Increased Efficiency: The LBO is conducted for the purpose of creating more efficiency. In case of the Heinz deal, right after the deal culminated, several employees were laid off and several austerity measures were taken by the new owners to make the company more efficient.

Managing Competition: LBO takes place also among competitors, wherein a bigger company which sees the target company as a threat makes an attempt to acquire the competitor and capture the market share which it feels can be eaten out by the target company. LBO is helpful because it speeds up the process otherwise there might not always be equity capital that is easily available.

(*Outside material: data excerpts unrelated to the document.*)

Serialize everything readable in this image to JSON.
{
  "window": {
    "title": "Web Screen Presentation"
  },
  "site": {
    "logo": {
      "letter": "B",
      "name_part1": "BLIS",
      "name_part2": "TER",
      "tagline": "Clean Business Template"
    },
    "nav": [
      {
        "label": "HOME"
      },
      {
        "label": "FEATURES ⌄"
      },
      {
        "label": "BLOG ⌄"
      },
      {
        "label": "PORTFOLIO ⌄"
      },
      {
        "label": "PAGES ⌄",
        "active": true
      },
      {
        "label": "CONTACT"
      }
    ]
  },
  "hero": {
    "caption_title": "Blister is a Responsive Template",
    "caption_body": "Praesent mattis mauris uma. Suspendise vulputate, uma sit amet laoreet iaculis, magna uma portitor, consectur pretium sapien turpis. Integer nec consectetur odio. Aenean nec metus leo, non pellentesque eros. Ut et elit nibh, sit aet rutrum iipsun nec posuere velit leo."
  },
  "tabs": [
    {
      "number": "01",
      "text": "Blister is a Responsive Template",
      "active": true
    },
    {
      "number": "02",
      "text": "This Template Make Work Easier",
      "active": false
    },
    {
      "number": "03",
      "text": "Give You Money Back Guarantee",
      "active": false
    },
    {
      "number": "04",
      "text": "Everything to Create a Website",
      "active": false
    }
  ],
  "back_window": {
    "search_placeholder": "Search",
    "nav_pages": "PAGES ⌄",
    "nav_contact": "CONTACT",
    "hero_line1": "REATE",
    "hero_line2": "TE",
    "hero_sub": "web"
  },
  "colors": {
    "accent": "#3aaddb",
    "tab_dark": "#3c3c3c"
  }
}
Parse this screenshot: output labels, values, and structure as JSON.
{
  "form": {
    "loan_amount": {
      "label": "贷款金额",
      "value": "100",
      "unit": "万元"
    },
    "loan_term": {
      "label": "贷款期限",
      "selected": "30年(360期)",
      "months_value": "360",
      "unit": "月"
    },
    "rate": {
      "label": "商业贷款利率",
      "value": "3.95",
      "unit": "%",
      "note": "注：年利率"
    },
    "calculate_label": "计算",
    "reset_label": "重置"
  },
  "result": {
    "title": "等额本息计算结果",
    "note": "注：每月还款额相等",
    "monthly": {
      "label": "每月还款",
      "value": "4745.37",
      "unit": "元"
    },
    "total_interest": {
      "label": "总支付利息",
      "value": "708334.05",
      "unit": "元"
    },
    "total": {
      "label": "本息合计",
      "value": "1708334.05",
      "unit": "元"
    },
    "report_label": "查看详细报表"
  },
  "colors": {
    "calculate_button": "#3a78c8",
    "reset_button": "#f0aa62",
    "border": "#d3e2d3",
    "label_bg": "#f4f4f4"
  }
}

Debt Costs: As LBOs are heavily financed by debt, the interest burden is very high and even though a lot of due diligence goes into the CF forecast, a forecast is after all a forecast and may not always come true. Therefore it is a high risk high reward scenario and no matter if the company is stable enough, the debt burden might be too high to cover up.

Resistance: As is the case with any M&A activity, the smooth amalgamation of the company and the owners is not always easy to acquire and therefore there might be challenges as to the coming together of the cultures and values of both.


So all in all, LBO is a format in which the Private equity firm takes over a controlling interest in a company that is large enough and has stable cash flows. The process involves a high level of debt financing and therefore it is so called. The cash flows from the company are used to pay off the debt and over time the debt component is reduces to generate greater returns.

In most cases the investment horizon is not too long nor too short and the exit from the investment is also an integral part of the investment decision, but is not completely drafted before-hand because until and unless the control is shifted, the exit strategy might not get the required validation.